Despite the campaign having been unsuccessful, it still had a major impact on the culture and national consciousness of Australia and New Zealand through their participation in the campaign with the Australian and New Zealand Army Corps. Major Fred Waite made the following observation:
“By common trials, a common suffering, and a common interest, Australian, Indian and New Zealander realized they were brothers in fact, as in army. These first two days made great things possible within the Empire. The experience of those sweet sensations of brotherhood will be cherished and handed down as one of the priceless gifts of Anzac.” (71).

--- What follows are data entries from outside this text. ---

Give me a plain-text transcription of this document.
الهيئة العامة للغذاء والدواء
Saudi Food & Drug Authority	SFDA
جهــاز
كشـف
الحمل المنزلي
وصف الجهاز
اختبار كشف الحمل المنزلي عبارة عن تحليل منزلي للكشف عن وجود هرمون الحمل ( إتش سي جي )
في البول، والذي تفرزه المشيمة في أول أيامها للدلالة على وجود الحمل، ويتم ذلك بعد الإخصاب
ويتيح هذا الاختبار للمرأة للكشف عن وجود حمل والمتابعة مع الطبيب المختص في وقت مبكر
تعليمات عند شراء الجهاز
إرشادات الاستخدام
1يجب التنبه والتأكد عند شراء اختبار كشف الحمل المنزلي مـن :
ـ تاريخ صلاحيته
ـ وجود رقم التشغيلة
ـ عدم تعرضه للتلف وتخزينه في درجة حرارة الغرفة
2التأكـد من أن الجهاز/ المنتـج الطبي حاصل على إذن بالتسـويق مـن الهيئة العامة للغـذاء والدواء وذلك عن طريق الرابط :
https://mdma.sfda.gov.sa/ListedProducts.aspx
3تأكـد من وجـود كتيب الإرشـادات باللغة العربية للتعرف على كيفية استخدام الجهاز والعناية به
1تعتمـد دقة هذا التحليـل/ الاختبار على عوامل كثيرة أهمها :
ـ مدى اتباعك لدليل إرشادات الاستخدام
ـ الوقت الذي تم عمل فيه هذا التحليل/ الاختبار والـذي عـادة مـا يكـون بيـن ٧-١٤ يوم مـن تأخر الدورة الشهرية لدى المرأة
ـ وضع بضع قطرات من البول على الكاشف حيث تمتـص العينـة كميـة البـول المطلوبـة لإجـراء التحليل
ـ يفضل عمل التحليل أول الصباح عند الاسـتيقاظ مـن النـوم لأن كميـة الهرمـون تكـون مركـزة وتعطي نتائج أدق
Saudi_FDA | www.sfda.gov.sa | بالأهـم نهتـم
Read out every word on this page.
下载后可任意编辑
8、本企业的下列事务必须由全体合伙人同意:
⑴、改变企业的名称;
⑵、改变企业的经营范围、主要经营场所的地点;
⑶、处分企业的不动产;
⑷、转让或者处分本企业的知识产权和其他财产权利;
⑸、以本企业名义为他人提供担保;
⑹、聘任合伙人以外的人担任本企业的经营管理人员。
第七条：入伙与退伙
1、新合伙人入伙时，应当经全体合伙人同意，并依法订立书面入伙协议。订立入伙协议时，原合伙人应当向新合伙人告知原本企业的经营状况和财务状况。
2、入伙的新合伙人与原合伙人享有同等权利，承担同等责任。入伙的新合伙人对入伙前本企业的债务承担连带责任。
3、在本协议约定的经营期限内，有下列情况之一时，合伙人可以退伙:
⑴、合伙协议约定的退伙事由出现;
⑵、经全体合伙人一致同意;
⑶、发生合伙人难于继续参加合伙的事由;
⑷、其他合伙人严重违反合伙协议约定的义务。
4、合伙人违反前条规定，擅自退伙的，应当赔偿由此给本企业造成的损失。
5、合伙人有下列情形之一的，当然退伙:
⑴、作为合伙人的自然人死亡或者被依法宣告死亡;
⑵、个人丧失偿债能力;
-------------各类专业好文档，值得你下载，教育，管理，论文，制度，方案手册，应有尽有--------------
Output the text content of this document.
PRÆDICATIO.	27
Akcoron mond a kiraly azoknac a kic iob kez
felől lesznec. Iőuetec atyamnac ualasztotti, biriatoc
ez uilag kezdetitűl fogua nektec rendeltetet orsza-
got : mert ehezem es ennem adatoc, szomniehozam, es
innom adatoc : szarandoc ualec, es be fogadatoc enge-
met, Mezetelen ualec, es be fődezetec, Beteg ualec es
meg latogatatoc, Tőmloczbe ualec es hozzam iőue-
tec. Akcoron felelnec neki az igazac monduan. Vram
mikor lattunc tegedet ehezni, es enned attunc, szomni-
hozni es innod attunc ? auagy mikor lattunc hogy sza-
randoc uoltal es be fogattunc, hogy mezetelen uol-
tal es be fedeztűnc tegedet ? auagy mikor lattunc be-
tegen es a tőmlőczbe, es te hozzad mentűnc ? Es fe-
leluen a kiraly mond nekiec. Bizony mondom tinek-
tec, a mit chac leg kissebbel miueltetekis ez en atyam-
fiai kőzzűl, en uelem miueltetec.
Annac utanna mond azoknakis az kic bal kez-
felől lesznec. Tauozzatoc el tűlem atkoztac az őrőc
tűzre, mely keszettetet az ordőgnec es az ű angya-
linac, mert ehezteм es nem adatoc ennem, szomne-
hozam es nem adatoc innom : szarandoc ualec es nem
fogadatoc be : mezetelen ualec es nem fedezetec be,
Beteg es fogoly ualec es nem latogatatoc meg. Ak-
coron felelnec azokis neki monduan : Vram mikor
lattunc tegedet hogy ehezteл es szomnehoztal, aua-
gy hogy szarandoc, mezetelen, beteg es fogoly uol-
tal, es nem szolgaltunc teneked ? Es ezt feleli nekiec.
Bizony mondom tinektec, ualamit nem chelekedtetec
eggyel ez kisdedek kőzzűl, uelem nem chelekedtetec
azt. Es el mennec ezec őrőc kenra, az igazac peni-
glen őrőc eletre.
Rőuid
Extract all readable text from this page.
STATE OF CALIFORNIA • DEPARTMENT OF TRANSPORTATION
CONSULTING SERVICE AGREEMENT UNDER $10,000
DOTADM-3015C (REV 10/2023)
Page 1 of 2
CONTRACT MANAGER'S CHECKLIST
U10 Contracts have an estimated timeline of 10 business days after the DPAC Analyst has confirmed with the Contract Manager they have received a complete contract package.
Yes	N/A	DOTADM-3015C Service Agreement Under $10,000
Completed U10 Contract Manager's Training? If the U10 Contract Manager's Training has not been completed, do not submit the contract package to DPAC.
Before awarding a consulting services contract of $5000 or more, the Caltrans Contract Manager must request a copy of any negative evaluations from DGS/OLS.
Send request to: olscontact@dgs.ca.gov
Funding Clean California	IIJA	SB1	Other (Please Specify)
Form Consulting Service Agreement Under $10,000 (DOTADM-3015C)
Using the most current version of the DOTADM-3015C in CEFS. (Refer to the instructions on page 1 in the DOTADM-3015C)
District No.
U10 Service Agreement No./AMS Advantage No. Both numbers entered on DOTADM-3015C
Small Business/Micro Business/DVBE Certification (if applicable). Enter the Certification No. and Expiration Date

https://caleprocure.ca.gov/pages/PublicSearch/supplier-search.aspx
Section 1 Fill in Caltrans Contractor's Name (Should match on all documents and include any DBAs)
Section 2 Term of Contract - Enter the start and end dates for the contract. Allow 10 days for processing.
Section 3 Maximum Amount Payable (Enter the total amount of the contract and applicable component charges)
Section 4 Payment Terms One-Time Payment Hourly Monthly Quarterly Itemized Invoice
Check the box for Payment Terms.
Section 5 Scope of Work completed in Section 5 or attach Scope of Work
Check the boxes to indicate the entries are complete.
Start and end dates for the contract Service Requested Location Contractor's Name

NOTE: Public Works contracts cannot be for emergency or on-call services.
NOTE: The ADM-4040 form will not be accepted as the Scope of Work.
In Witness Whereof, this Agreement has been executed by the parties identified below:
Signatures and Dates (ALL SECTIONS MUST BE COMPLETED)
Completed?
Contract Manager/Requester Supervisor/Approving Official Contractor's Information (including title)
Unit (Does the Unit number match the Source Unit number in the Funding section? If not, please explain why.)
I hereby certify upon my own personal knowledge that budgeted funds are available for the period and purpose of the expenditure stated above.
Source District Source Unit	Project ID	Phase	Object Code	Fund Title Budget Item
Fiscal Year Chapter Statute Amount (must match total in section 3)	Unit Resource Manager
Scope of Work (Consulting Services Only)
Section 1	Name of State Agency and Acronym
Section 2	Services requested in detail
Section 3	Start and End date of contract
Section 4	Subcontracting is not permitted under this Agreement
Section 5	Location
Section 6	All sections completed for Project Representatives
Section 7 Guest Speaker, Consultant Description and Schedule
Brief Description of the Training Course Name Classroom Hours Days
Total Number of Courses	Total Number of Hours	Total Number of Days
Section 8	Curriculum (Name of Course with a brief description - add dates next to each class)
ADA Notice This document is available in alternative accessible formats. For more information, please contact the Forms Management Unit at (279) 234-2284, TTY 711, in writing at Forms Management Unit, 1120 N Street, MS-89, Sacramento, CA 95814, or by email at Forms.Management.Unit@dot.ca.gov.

These shared experiences at Gallipoli created a spirit between ANZAC soldiers, which persists today and is annually commemorated as ANZAC Day on the 25th of April, the anniversary of the amphibious landings at Gallipoli (New Zealand, Ministry for Culture and Heritage, “Anzac Day” 1 – 2). In both Australia and New Zealand, the events at Gallipoli are seen as having contributed heavily to the growth of national identity (New Zealand, Ministry for Culture and Heritage, “Evacuation” 6). According to Major Fred Waite, the campaign at Gallipoli has taught New Zealanders a lot of lessons, such as to “respect his own strength and capabilities” (249). Major Waite further describes: “Before the war we were an untried and insular people; after Anzac, we were tried and trusted.” (249).